We're just doing our job, Mrs. Sinclair. Angela, she said. A small correction. A big thing somehow. I nodded. Angela, I said. You and Lizzie are going to be alright. Douglas is in custody. He can't come back here. I'll make sure of it. She nodded.

SPEAKER_05

Thank you.

SPEAKER_02

I turned to go. I made it halfway to the door. I'm not entirely sure what stopped me, but I turned back. She was still at the couch, watching me, Lizzie still leaning against her. Walking back to the pair, I reached into my jacket, produced a business card, held it out. If anything else happens, I said, or if you if you need anything, or if you just need to. I paused. You know, talk. Or anything. The corner of Angela Sinclair's mouth moved. It was a small smile. In a way, a knowing smile. She took the card.

SPEAKER_05

Thank you, Captain, she said.

SPEAKER_02

David, I replied. David, she responded, with a faintly amused expression. Those bright green eyes. I turned and walked out into the late night, closing the door behind me.
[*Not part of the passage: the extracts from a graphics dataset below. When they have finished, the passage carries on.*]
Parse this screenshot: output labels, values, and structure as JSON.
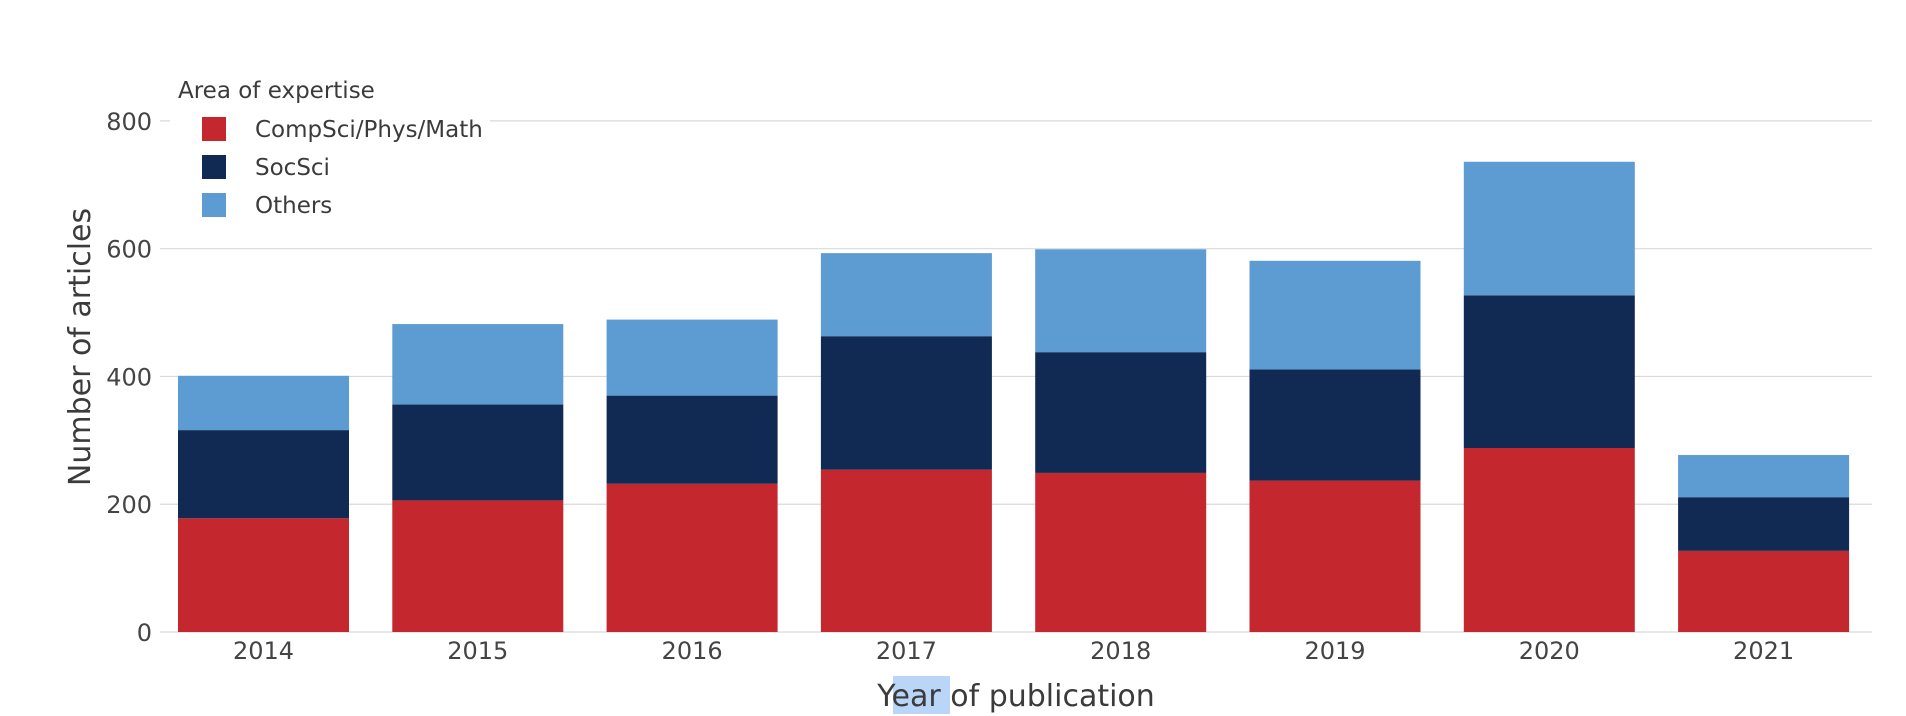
{
  "chart_data": {
    "type": "bar",
    "stacked": true,
    "categories": [
      "2014",
      "2015",
      "2016",
      "2017",
      "2018",
      "2019",
      "2020",
      "2021"
    ],
    "series": [
      {
        "name": "CompSci/Phys/Math",
        "color": "#c4282e",
        "values": [
          178,
          206,
          232,
          254,
          249,
          237,
          288,
          127
        ]
      },
      {
        "name": "SocSci",
        "color": "#102a54",
        "values": [
          138,
          150,
          138,
          209,
          189,
          174,
          239,
          84
        ]
      },
      {
        "name": "Others",
        "color": "#5d9bd3",
        "values": [
          85,
          126,
          119,
          130,
          161,
          170,
          209,
          66
        ]
      }
    ],
    "xlabel": "Year of publication",
    "ylabel": "Number of articles",
    "legend_title": "Area of expertise",
    "legend_position": "top-left",
    "ylim": [
      0,
      900
    ],
    "yticks": [
      0,
      200,
      400,
      600,
      800
    ],
    "grid": true,
    "highlight_text": "Year",
    "highlight_color": "#b9d5f7"
  }
}
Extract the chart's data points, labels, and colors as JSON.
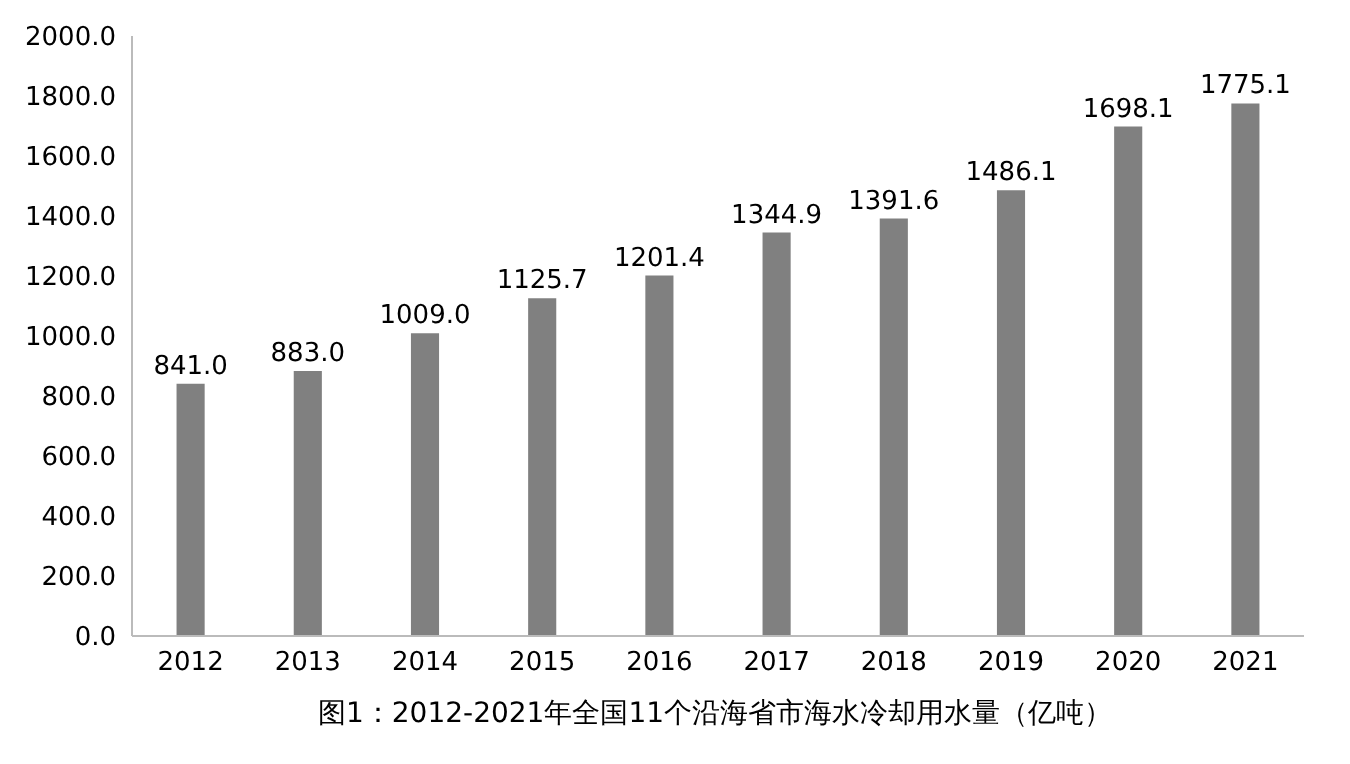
{
  "chart_data": {
    "type": "bar",
    "title": "图1：2012-2021年全国11个沿海省市海水冷却用水量（亿吨）",
    "categories": [
      "2012",
      "2013",
      "2014",
      "2015",
      "2016",
      "2017",
      "2018",
      "2019",
      "2020",
      "2021"
    ],
    "values": [
      841.0,
      883.0,
      1009.0,
      1125.7,
      1201.4,
      1344.9,
      1391.6,
      1486.1,
      1698.1,
      1775.1
    ],
    "value_labels": [
      "841.0",
      "883.0",
      "1009.0",
      "1125.7",
      "1201.4",
      "1344.9",
      "1391.6",
      "1486.1",
      "1698.1",
      "1775.1"
    ],
    "color": "#808080",
    "ylim": [
      0,
      2000
    ],
    "yticks": [
      {
        "value": 0,
        "label": "0.0"
      },
      {
        "value": 200,
        "label": "200.0"
      },
      {
        "value": 400,
        "label": "400.0"
      },
      {
        "value": 600,
        "label": "600.0"
      },
      {
        "value": 800,
        "label": "800.0"
      },
      {
        "value": 1000,
        "label": "1000.0"
      },
      {
        "value": 1200,
        "label": "1200.0"
      },
      {
        "value": 1400,
        "label": "1400.0"
      },
      {
        "value": 1600,
        "label": "1600.0"
      },
      {
        "value": 1800,
        "label": "1800.0"
      },
      {
        "value": 2000,
        "label": "2000.0"
      }
    ],
    "grid": false
  }
}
The Ride Back And Knowing Looks

SPEAKER_02

Hearing the door locks engage behind me, I walked to the vehicle, got in, closed the door. As the team secured our gear for departure, I sat in the dark for a moment. The city moved around the car, Brooklyn going about its late-night life indifferent and alive. Here, a woman was putting her daughter to bed and maybe holding a business card. And I sat in a parked SUV, trying to remember the last time I'd been uncertain about something that wasn't supernatural. Kendrick got into the driver's seat. Castillo and Overton settled in the back. Nobody said anything. The silence had a texture to it. I let it sit for approximately eight seconds. Then I turned to Kendrick. Kendrick's expression broke into something genuinely delighted. Cap, all I'm gonna say is it's about time. From the back seat, Castillo and Overton made sounds of agreement that they did not particularly attempt to suppress. It's strictly business, I said. She's connected to an ongoing investigation. The apex link alone means strictly business, Kendrick interrupted. Absolutely. 100%. It is. Copy that, Cap. He started the engine. I turned to look out of the passenger window. Outside, the lights of Flatbush Avenue passed, glowing in the Brooklyn night. Somewhere along the way, I noticed my reflection, looking back at me, smiling. I kept it to myself. Barely.

Case File Closing

SPEAKER_02

End case file zero one three dash zero one two.